The only library for women and run by women in Kabul has been forced to close due to increasingly oppressive restrictions on women’s lives under Taliban rule in Afghanistan, the library founder Laila Basim said.
Mrs Basim told Rukhshana Media that they had been trying to find ways to work around the problems Taliban authorities were setting up for them, but she finally conceded defeat.
“Although the library had already suspended operations for two months due to all the restrictions and pressure from the Taliban,” Mrs Basim said. “But today, it’s officially closed.”
“We emptied the shelves, locked the gate, and brought the books home,” she said. “Unfortunately, in the days when the death knell of knowledge is tolling everywhere and our land has plunged into darkness, another of the hopes of enlightenment has been extinguished in Kabul and in Pol-e-Sorkh area, which was once the center of cultural gatherings and reading books.”
The special library only opened its doors six months ago with the goal of promoting reading and raising resources for women. During this time, they always tried to keep the lights on and the interest alive. But ultimately the pressure – both official and unofficial – became too much and the library had to close.

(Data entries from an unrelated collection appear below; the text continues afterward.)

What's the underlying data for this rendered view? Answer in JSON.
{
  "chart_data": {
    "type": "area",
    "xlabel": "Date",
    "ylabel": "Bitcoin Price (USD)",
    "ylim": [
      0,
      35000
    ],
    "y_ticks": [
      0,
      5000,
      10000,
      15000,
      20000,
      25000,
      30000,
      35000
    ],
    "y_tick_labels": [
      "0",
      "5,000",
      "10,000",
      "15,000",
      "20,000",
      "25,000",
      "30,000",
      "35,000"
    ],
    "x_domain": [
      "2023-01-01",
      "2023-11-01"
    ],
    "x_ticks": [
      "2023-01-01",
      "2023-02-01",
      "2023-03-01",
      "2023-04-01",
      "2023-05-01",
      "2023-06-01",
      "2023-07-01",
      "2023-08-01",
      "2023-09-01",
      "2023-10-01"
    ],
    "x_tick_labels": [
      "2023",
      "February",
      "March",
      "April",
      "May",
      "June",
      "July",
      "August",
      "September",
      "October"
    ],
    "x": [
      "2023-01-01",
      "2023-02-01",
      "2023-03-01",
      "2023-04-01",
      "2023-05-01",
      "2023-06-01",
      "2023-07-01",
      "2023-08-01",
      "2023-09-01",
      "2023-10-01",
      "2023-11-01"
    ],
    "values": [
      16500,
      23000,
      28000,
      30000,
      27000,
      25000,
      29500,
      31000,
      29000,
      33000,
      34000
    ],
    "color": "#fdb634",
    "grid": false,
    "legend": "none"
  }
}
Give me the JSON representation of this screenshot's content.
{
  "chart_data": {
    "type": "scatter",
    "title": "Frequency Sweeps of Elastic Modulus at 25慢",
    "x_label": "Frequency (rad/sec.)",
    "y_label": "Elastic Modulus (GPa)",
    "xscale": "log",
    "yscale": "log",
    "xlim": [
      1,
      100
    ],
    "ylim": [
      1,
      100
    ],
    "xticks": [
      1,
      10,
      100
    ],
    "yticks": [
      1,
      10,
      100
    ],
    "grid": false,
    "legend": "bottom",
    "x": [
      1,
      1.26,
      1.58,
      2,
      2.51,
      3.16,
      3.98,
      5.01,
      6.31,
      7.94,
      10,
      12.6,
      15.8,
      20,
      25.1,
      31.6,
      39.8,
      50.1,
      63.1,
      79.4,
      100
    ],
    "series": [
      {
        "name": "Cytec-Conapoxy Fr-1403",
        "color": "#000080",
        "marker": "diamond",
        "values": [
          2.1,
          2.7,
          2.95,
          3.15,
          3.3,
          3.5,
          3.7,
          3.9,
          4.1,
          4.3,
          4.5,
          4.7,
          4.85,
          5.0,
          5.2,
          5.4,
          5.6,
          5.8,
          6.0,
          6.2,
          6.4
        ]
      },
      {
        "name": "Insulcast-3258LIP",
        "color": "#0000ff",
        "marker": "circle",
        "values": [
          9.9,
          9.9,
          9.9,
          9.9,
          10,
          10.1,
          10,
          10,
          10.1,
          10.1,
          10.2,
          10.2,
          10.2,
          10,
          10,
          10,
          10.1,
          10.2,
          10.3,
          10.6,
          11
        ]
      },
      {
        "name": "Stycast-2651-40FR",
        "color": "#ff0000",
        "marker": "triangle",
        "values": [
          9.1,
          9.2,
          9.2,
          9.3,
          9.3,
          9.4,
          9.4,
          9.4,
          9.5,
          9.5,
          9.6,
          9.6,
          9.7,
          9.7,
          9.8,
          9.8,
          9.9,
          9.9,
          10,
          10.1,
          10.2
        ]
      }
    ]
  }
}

Mrs Basim said the main factor was the Taliban’s decrees restricting women and girls in all sorts of endeavors including education and work.
“Taliban forces have raided the women’s library at least twice already and sealed its doors. For the past two months, it has been heavily monitored by the Taliban,” she said.

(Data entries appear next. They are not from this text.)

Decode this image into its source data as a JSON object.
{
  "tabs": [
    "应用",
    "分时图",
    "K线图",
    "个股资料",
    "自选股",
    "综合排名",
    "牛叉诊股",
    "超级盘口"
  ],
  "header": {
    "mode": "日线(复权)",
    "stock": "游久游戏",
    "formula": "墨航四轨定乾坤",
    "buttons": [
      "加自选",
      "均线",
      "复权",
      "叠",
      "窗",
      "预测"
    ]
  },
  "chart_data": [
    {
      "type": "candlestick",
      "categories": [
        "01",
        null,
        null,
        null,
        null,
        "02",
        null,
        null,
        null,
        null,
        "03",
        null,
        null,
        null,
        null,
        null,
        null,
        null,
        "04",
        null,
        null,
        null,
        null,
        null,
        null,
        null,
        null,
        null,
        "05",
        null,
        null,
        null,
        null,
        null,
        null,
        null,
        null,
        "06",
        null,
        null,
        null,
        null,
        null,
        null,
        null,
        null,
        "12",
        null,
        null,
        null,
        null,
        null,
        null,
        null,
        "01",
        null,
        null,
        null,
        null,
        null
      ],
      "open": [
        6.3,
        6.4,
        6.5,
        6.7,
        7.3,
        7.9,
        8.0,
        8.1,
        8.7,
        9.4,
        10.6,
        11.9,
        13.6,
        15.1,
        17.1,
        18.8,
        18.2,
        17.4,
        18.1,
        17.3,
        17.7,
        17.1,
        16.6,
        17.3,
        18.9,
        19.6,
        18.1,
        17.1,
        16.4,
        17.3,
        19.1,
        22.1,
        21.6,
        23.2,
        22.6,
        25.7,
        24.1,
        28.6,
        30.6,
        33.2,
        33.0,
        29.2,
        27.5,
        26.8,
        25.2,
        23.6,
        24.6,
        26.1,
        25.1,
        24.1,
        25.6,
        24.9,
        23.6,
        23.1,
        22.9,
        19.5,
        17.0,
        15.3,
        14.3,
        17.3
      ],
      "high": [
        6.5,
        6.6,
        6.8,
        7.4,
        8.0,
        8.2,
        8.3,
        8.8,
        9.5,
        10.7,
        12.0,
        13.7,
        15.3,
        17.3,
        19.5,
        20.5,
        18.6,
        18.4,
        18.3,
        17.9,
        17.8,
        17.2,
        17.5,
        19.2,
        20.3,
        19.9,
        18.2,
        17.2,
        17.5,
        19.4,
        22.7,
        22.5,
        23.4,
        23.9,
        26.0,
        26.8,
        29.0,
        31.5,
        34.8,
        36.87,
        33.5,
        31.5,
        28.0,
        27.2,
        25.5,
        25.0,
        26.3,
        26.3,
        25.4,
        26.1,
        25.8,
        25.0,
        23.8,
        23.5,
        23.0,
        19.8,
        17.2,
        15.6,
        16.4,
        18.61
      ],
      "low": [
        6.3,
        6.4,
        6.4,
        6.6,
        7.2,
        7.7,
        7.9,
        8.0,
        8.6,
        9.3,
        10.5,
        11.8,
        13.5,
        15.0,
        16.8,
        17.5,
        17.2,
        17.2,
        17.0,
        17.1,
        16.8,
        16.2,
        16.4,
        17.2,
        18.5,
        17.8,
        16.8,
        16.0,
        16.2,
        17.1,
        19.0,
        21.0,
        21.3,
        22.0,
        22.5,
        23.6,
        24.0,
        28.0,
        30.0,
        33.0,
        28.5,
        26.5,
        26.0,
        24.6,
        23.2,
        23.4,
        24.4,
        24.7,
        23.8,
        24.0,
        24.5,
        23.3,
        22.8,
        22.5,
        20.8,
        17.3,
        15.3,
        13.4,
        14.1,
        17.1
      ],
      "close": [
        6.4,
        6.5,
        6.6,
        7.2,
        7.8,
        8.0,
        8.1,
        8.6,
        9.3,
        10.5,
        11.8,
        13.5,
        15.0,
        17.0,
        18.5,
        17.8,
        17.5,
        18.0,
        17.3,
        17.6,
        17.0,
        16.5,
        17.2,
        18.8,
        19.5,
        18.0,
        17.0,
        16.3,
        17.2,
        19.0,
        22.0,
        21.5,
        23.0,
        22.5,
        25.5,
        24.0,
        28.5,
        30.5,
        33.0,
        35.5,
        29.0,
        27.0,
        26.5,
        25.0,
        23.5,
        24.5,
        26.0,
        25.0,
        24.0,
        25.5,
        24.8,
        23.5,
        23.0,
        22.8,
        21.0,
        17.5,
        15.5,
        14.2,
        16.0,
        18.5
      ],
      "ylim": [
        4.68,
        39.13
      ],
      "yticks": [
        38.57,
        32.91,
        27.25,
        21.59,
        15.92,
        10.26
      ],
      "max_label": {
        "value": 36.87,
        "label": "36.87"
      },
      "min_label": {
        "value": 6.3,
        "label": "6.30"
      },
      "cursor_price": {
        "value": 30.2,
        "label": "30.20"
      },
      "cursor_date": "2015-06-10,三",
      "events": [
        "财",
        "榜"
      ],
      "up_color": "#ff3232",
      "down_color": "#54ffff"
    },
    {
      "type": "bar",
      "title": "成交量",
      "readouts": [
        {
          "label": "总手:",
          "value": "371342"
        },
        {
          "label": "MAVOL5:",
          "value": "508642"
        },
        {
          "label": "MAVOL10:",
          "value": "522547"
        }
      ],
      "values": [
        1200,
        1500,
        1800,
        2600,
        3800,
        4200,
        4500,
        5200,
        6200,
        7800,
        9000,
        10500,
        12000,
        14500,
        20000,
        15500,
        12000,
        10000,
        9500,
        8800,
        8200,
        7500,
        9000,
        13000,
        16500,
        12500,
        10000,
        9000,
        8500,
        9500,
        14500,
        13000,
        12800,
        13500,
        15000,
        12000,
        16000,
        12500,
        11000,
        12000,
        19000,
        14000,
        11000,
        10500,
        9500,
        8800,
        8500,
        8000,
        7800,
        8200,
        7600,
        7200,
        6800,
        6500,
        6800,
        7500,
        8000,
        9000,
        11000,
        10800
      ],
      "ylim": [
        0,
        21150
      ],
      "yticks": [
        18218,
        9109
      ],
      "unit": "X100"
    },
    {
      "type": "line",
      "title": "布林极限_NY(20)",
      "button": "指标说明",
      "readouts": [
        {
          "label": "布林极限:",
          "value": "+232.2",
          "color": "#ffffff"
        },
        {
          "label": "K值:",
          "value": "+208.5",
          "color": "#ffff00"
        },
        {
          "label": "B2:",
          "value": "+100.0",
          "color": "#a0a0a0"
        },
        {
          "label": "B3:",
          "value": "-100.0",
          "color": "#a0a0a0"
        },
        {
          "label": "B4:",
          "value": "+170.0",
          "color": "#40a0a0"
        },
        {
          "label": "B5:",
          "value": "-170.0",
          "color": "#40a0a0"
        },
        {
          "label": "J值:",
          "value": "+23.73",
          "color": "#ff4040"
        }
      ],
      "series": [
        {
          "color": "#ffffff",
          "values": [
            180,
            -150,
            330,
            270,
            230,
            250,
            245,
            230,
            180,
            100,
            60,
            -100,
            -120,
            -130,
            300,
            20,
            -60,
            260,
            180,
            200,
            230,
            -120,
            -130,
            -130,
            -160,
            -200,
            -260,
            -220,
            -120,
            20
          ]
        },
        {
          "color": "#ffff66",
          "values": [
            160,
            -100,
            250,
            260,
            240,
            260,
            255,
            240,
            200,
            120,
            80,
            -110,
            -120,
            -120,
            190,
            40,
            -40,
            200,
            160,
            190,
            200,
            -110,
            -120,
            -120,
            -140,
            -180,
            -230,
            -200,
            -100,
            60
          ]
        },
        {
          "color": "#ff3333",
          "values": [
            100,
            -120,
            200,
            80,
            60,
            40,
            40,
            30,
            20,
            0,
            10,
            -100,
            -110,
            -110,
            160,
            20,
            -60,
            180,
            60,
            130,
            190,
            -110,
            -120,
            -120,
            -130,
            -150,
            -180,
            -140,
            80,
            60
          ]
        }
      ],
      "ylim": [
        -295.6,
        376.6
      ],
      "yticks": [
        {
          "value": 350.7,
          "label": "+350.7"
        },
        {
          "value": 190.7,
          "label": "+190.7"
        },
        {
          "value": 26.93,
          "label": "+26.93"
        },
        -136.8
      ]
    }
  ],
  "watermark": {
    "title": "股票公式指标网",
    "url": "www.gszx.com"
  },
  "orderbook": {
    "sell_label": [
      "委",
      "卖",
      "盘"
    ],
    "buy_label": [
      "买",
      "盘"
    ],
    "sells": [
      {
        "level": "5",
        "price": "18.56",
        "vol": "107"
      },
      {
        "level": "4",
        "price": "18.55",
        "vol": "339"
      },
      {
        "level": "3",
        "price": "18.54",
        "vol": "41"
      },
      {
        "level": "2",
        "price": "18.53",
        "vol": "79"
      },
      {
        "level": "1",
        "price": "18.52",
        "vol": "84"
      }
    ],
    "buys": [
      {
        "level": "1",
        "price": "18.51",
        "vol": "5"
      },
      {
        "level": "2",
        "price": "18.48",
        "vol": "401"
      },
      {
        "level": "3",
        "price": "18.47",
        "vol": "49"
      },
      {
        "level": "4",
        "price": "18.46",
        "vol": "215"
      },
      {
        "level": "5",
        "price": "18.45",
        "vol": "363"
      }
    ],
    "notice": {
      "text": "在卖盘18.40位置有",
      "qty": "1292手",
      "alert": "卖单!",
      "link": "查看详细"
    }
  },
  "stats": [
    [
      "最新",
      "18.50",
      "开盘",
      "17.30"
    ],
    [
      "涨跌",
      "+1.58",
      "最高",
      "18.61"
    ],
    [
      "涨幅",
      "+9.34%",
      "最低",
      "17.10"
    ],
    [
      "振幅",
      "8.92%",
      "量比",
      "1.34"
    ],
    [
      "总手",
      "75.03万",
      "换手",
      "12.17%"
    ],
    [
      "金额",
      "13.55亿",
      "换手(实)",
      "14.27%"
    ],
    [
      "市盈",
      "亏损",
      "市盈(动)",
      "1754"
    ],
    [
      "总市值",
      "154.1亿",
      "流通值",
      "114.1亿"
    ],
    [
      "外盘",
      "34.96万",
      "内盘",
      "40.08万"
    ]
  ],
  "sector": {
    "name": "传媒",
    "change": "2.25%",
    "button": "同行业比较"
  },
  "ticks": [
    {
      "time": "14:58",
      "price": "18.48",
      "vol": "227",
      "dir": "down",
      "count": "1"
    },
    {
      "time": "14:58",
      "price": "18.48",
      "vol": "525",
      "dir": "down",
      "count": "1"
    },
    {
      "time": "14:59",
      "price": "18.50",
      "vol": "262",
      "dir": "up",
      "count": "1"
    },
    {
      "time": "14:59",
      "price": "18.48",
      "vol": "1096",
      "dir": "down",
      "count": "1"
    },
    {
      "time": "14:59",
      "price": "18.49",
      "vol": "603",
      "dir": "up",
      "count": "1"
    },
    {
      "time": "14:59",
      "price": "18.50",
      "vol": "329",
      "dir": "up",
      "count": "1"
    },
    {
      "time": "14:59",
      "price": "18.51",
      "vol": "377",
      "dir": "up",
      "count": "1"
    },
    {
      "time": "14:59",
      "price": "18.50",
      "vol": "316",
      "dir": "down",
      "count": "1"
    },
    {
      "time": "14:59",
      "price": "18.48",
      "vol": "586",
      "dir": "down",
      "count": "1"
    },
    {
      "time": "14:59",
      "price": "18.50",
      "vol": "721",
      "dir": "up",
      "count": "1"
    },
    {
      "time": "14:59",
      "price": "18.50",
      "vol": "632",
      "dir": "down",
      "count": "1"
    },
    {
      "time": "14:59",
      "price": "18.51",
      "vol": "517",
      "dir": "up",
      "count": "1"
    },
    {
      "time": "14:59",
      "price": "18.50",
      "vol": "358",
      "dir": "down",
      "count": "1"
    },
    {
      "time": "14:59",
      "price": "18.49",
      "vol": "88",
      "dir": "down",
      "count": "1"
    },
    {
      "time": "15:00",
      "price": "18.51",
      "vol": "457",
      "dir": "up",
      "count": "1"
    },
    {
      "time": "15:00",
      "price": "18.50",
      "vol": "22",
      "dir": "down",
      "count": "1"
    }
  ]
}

The library had opened through a massive effort of women in Kabul and the support of women abroad. “These brave women took their bread money and spent it on making the library. Despite all this, the restrictions do not allow us to continue our services.”
Mrs Basim added that the library was not just a place to loan books, but it had also become a safe place to meet and to share their struggles at a time when women are mostly homebound and are key targets of Taliban ideology.
The library used to attract all manner of women including former school and university students who could no longer attend classes, and women who used to work in offices and NGOs but who were no longer allowed to work.
There had been rumors and hopes that the Taliban would lift the ban on girls education above grade six, but instead the ban was reiterated at the start of the academic year, further plunging many girls and women into despair.